Second, those hadoop.H*
hooks I created aren't well tested. I should remove them as I'm no longer interested in maintaining them. I would try running the spark-submit
shell script itself, instead. However, I don't think it is a problem in this case.
Hi Dean :)
I can see a success message with no errors but I cannot see contents in the output directory. As you have mentioned above, I have create an output folder using hdfs dfs -mkdir /user/root/output
root is the user on my cluster.
It ran with no errors but It didn't generate any files?
[info] Running hadoop.HWordCount3
[info] running: spark-submit --class WordCount3 ./target/scala-2.10/spark-scala-tutorial_2.10-5.0.0.jar ./target/scala-2.11/spark-scala-tutorial_2.11-5.0.0.jar --out /user/root/output/kjv-wc3
[info]
[info] Unrecognized argument (or missing second argument): ./target/scala-2.11/spark-scala-tutorial_2.11-5.0.0.jar
[info]
[info] usage: java ... WordCount3$ [options]
[info] where the options are the following:
[info] -h | --help Show this message and quit.
[info] -i | --in | --inpath path The input root directory of files to crawl (default: data/kjvdat.txt)
[info] -o | --out | --outpath path The output location (default: output/kjv-wc3)
[info]
[info] -m | --master M The "master" argument passed to SparkContext, "M" is one of:
[info] "local", local[N]", "mesos://host:port", or "spark://host:port"
[info] (default: local).
[info] -q | --quiet Suppress some informational output.
[info]
[info] Contents of the output directories:
[info]
[info] **** To see the contents, open the following URL(s):
[info]
[info]
[success] Total time: 13 s, completed Jan 2, 2017 9:02:40 PM
I'm going to delete the Hadoop support.
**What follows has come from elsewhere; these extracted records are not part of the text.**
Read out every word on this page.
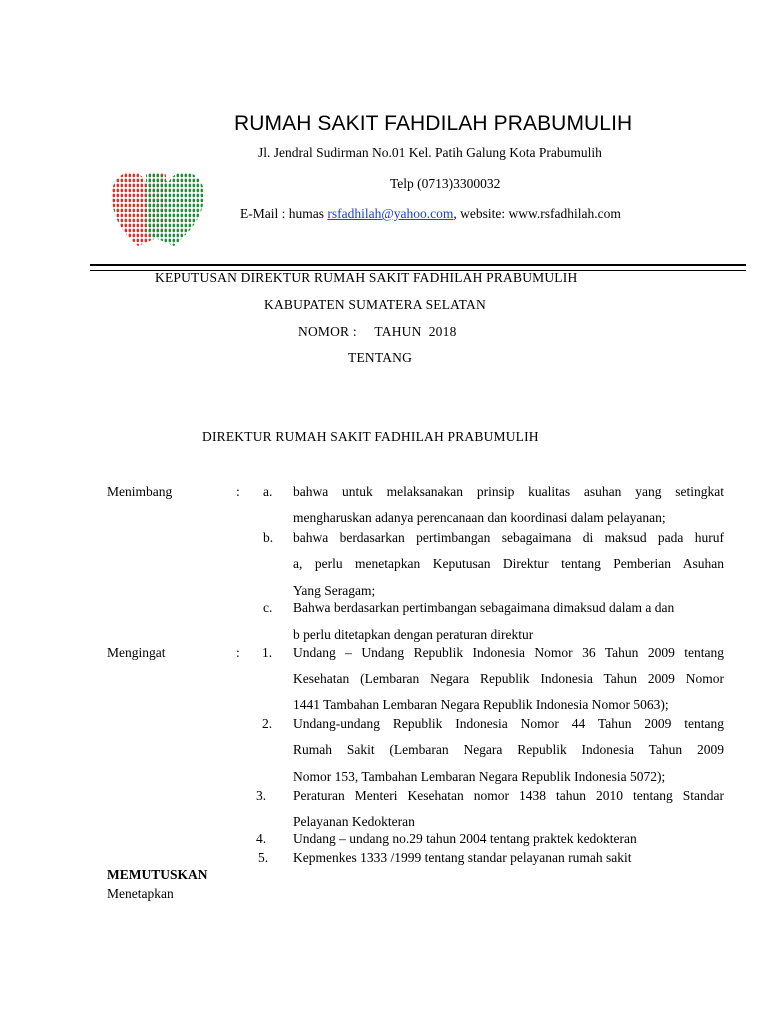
RUMAH SAKIT FAHDILAH PRABUMULIH
Jl. Jendral Sudirman No.01 Kel. Patih Galung Kota Prabumulih
Telp (0713)3300032
E-Mail : humas rsfadhilah@yahoo.com, website: www.rsfadhilah.com
KEPUTUSAN DIREKTUR RUMAH SAKIT FADHILAH PRABUMULIH
KABUPATEN SUMATERA SELATAN
NOMOR :     TAHUN  2018
TENTANG
DIREKTUR RUMAH SAKIT FADHILAH PRABUMULIH
Menimbang	: a. bahwa untuk melaksanakan prinsip kualitas asuhan yang setingkat
mengharuskan adanya perencanaan dan koordinasi dalam pelayanan;
b. bahwa berdasarkan pertimbangan sebagaimana di maksud pada huruf
a, perlu menetapkan Keputusan Direktur tentang Pemberian Asuhan
Yang Seragam;
c. Bahwa berdasarkan pertimbangan sebagaimana dimaksud dalam a dan
b perlu ditetapkan dengan peraturan direktur
Mengingat	: 1. Undang – Undang Republik Indonesia Nomor 36 Tahun 2009 tentang
Kesehatan (Lembaran Negara Republik Indonesia Tahun 2009 Nomor
1441 Tambahan Lembaran Negara Republik Indonesia Nomor 5063);
2. Undang-undang Republik Indonesia Nomor 44 Tahun 2009 tentang
Rumah Sakit (Lembaran Negara Republik Indonesia Tahun 2009
Nomor 153, Tambahan Lembaran Negara Republik Indonesia 5072);
3. Peraturan Menteri Kesehatan nomor 1438 tahun 2010 tentang Standar
Pelayanan Kedokteran
4. Undang – undang no.29 tahun 2004 tentang praktek kedokteran
5. Kepmenkes 1333 /1999 tentang standar pelayanan rumah sakit
MEMUTUSKAN
Menetapkan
Sorry.
Hi Owner!!
My WordCount3 is running successfully locally. I can the output folder with the output files in it. However when I run them on hadoop cluster using
hadoop.HWordCount3
it displays an error.Do I have to create a directory in my hadoop cluster? as
/user/root/output
? When I look into the scala code of hadoop for WordCount3, I feel like it's incomplete, but I am not sure. Please suggest!!